Influence of the alkali cation size on the Cu2+ coordination environments in (AX)[Cu(HSeO3)2] (A = Na, K, NH4, Rb, Cs; X = Cl, Br) layered copper hydrogen selenite halides

Using solution evaporation techniques, we succeeded in preparation of new members essentially extending the layered copper hydrogen selenite family, (AX)[Cu(HSeO3)(2)] with A=Na, K, Rb, Cs, and NH4, and X= Cl and Br.

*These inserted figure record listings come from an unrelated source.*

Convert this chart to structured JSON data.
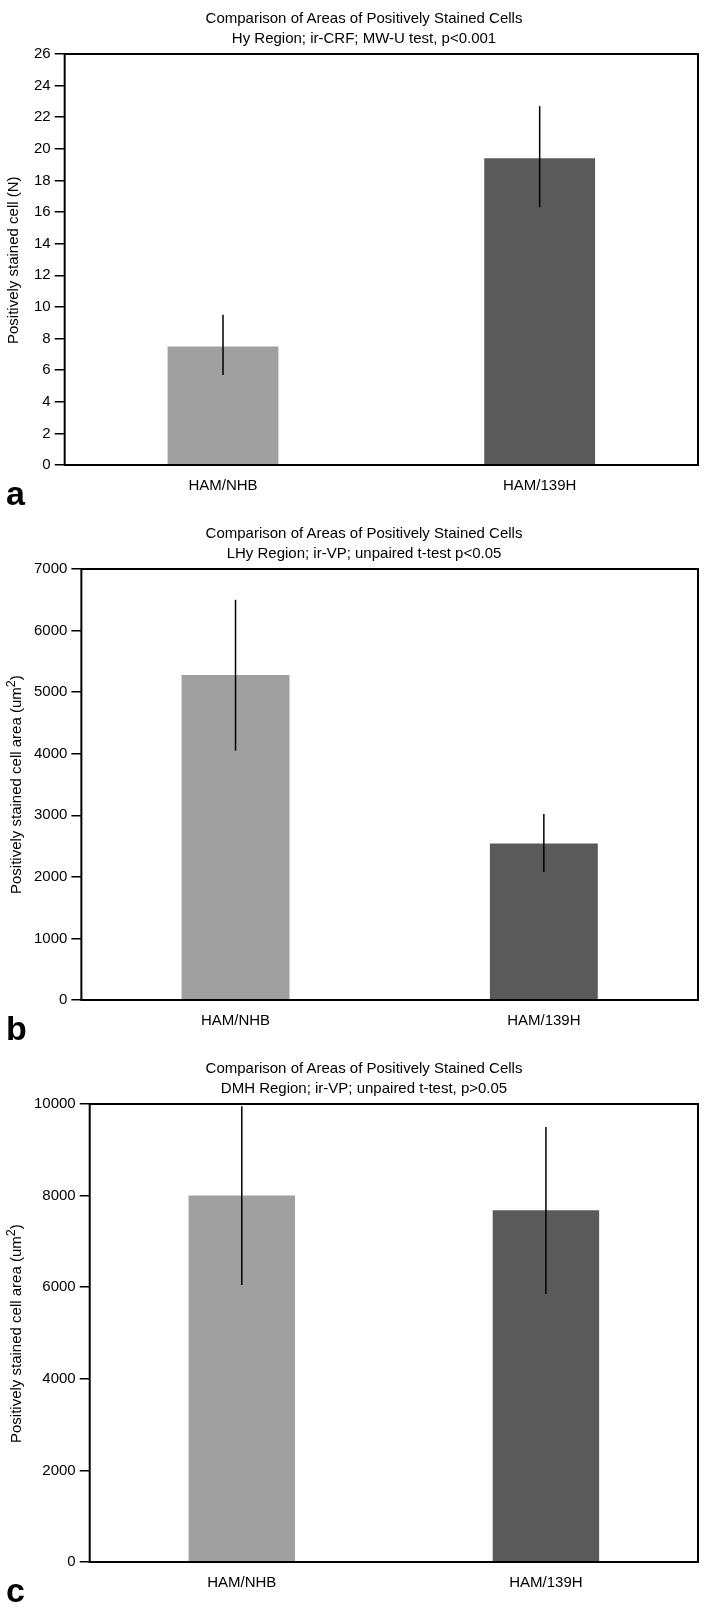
{
  "chart_data": [
    {
      "type": "bar",
      "title": "Comparison of Areas of Positively Stained Cells",
      "subtitle": "Hy Region; ir-CRF; MW-U test, p<0.001",
      "ylabel": "Positively stained cell (N)",
      "categories": [
        "HAM/NHB",
        "HAM/139H"
      ],
      "values": [
        7.5,
        19.4
      ],
      "colors": [
        "#a0a0a0",
        "#5a5a5a"
      ],
      "errors": [
        [
          5.7,
          9.5
        ],
        [
          16.3,
          22.7
        ]
      ],
      "ylim": [
        0,
        26
      ],
      "yticks": [
        0,
        2,
        4,
        6,
        8,
        10,
        12,
        14,
        16,
        18,
        20,
        22,
        24,
        26
      ],
      "grid": false,
      "legend": false,
      "annotations": [
        "a"
      ]
    },
    {
      "type": "bar",
      "title": "Comparison of Areas of Positively Stained Cells",
      "subtitle": "LHy Region; ir-VP; unpaired t-test p<0.05",
      "ylabel": "Positively stained cell area (um$^{2}$)",
      "categories": [
        "HAM/NHB",
        "HAM/139H"
      ],
      "values": [
        5280,
        2540
      ],
      "colors": [
        "#a0a0a0",
        "#5a5a5a"
      ],
      "errors": [
        [
          4050,
          6500
        ],
        [
          2080,
          3020
        ]
      ],
      "ylim": [
        0,
        7000
      ],
      "yticks": [
        0,
        1000,
        2000,
        3000,
        4000,
        5000,
        6000,
        7000
      ],
      "grid": false,
      "legend": false,
      "annotations": [
        "b"
      ]
    },
    {
      "type": "bar",
      "title": "Comparison of Areas of Positively Stained Cells",
      "subtitle": "DMH Region; ir-VP; unpaired t-test, p>0.05",
      "ylabel": "Positively stained cell area (um$^{2}$)",
      "categories": [
        "HAM/NHB",
        "HAM/139H"
      ],
      "values": [
        8000,
        7680
      ],
      "colors": [
        "#a0a0a0",
        "#5a5a5a"
      ],
      "errors": [
        [
          6050,
          9950
        ],
        [
          5850,
          9500
        ]
      ],
      "ylim": [
        0,
        10000
      ],
      "yticks": [
        0,
        2000,
        4000,
        6000,
        8000,
        10000
      ],
      "grid": false,
      "legend": false,
      "annotations": [
        "c"
      ]
    }
  ]
}
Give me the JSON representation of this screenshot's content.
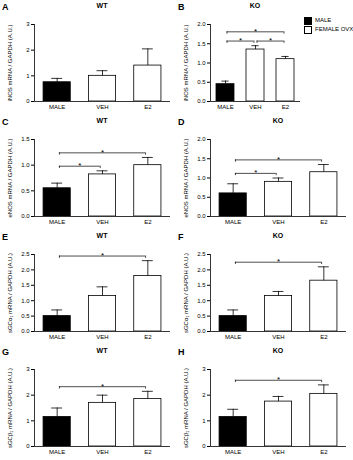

Bromides and chlorides are isostructural in the family of described new compounds crystallizing in three different structure types. (NaX)[Cu(HSeO3)(2)] and (KX)[Cu(HSeO3)(2)] (X = CI, Br) are monoclinic, whereas (AX) [Cu(HSeO3)(2)] (A = NH4, Rb, Cs; X = Cl, Br) are orthorhombic. Upon the enlargement of the A' ionic radii inserted in the interlayer between the neighboring [Cu(HSeO3)(2)] slabs, the effective distance is increasing and results in essential elongation of the apical Cu-X (X = Cl, Br) distances. Three different types of CuO4Xn (n=0-2) polyhedra are formed. The observed trend is an interesting example of the chemical tuning of the Cu2+ coordination environments.